Personally I dislike wagashi (mostly) but love modern Japanese sweets, because it feels like they’ve taken famous desserts from around the world and made them just that little bit lighter and airier, which is very much to my taste.
It sounds like you’ve only tried the baked goods from the konbini. Yeah, Famima baumkuchen is gonna require a beverage to help it go down.
But go to an actual bake shop in Japan, and they take as much pride in their craft as anyone else in Japan. There’s a reason the Japanese have earned a reputation for excellence.
Also, while you’re correct about Japanese desserts being less sweet, that’s part of the reason I like it. It isn’t as nauseatingly sweet as the stuff in the US, which loads everything with sugar. Japanese cuisine in general is about subtle, delicate, balanced flavors, not overpowering your taste buds.
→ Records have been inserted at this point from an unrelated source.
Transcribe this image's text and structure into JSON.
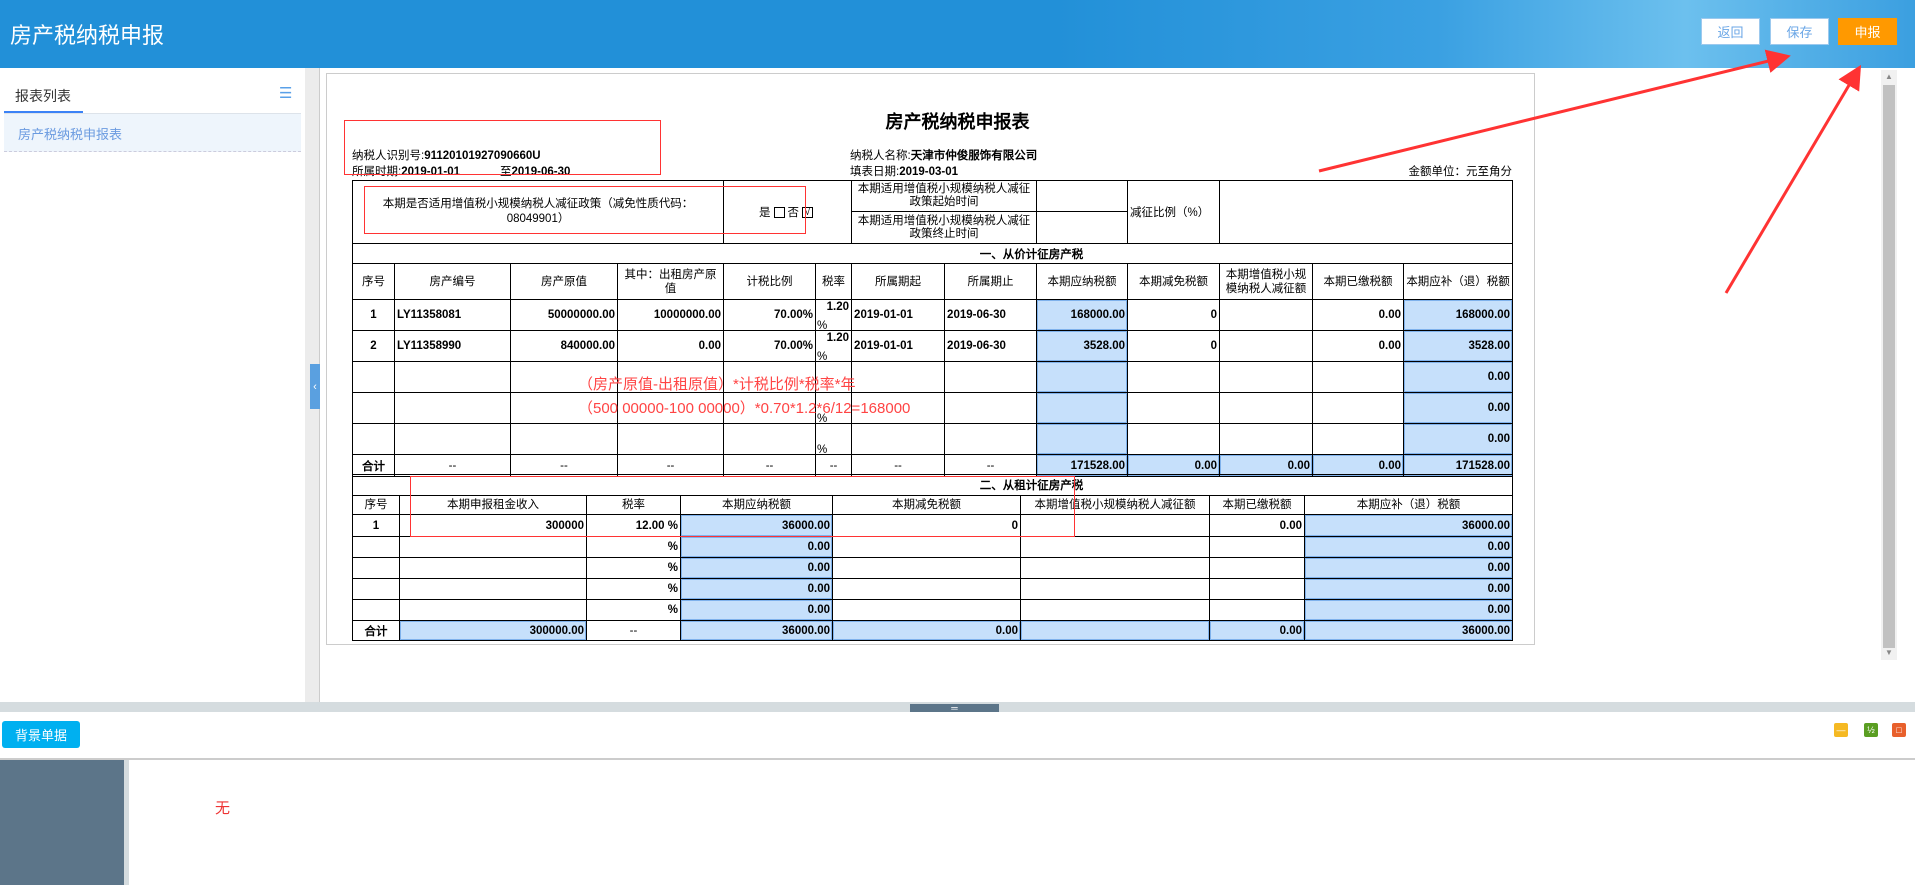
{
  "header": {
    "title": "房产税纳税申报",
    "back": "返回",
    "save": "保存",
    "submit": "申报"
  },
  "sidebar": {
    "tab": "报表列表",
    "items": [
      "房产税纳税申报表"
    ]
  },
  "form": {
    "title": "房产税纳税申报表",
    "taxpayer_id_label": "纳税人识别号:",
    "taxpayer_id": "91120101927090660U",
    "period_label": "所属时期:",
    "period_start": "2019-01-01",
    "period_to": "至",
    "period_end": "2019-06-30",
    "taxpayer_name_label": "纳税人名称:",
    "taxpayer_name": "天津市仲俊服饰有限公司",
    "fill_date_label": "填表日期:",
    "fill_date": "2019-03-01",
    "unit": "金额单位：元至角分",
    "percent_sign": "%",
    "policy": {
      "question": "本期是否适用增值税小规模纳税人减征政策（减免性质代码：08049901）",
      "yes": "是",
      "no": "否",
      "no_mark": "√",
      "start_label": "本期适用增值税小规模纳税人减征政策起始时间",
      "end_label": "本期适用增值税小规模纳税人减征政策终止时间",
      "ratio_label": "减征比例（%）"
    },
    "section1": {
      "title": "一、从价计征房产税",
      "headers": [
        "序号",
        "房产编号",
        "房产原值",
        "其中：出租房产原值",
        "计税比例",
        "税率",
        "所属期起",
        "所属期止",
        "本期应纳税额",
        "本期减免税额",
        "本期增值税小规模纳税人减征额",
        "本期已缴税额",
        "本期应补（退）税额"
      ],
      "rows": [
        [
          "1",
          "LY11358081",
          "50000000.00",
          "10000000.00",
          "70.00%",
          "1.20",
          "2019-01-01",
          "2019-06-30",
          "168000.00",
          "0",
          "",
          "0.00",
          "168000.00"
        ],
        [
          "2",
          "LY11358990",
          "840000.00",
          "0.00",
          "70.00%",
          "1.20",
          "2019-01-01",
          "2019-06-30",
          "3528.00",
          "0",
          "",
          "0.00",
          "3528.00"
        ],
        [
          "",
          "",
          "",
          "",
          "",
          "",
          "",
          "",
          "",
          "",
          "",
          "",
          "0.00"
        ],
        [
          "",
          "",
          "",
          "",
          "",
          "",
          "",
          "",
          "",
          "",
          "",
          "",
          "0.00"
        ],
        [
          "",
          "",
          "",
          "",
          "",
          "",
          "",
          "",
          "",
          "",
          "",
          "",
          "0.00"
        ]
      ],
      "total": [
        "合计",
        "--",
        "--",
        "--",
        "--",
        "--",
        "--",
        "--",
        "171528.00",
        "0.00",
        "0.00",
        "0.00",
        "171528.00"
      ]
    },
    "section2": {
      "title": "二、从租计征房产税",
      "headers": [
        "序号",
        "本期申报租金收入",
        "税率",
        "本期应纳税额",
        "本期减免税额",
        "本期增值税小规模纳税人减征额",
        "本期已缴税额",
        "本期应补（退）税额"
      ],
      "rows": [
        [
          "1",
          "300000",
          "12.00",
          "36000.00",
          "0",
          "",
          "0.00",
          "36000.00"
        ],
        [
          "",
          "",
          "",
          "0.00",
          "",
          "",
          "",
          "0.00"
        ],
        [
          "",
          "",
          "",
          "0.00",
          "",
          "",
          "",
          "0.00"
        ],
        [
          "",
          "",
          "",
          "0.00",
          "",
          "",
          "",
          "0.00"
        ],
        [
          "",
          "",
          "",
          "0.00",
          "",
          "",
          "",
          "0.00"
        ]
      ],
      "total": [
        "合计",
        "300000.00",
        "--",
        "36000.00",
        "0.00",
        "",
        "0.00",
        "36000.00"
      ]
    }
  },
  "annotation": {
    "line1": "（房产原值-出租原值）*计税比例*税率*年",
    "line2": "（500 00000-100 00000）*0.70*1.2*6/12=168000"
  },
  "bottom": {
    "tab_button": "背景单据",
    "content": "无"
  }
}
Even in Europe, desserts are more balanced. In America, it’s like you’d think the sugar lobby was entrenched in politics or something, with how ubiquitously everything is over-sugared.
It doesn’t taste like much. Fluffy sugary bread.
It is. I never though a cake could be this dense and yet light and it actually wobble on your plate. The flavor is very reminiscent of another cheesecake with a twist on the texture.
I do love a proper Käsekuchen but dislike the crust, so seeing one that’s all cake and no crust intrigues me.
Can’t believe it doesn’t have a London Cheesecake. Well actually I can because not only is it not a cake but it doesn’t even have cheese in it…
Its a weird little thing mostly localised to London as the name would suggest. Basically a square of puff pastry with a jam filling, icing and coconut shavings on top.
Not ideal when you want an actual cheesecake but a really simple and delicious pastry.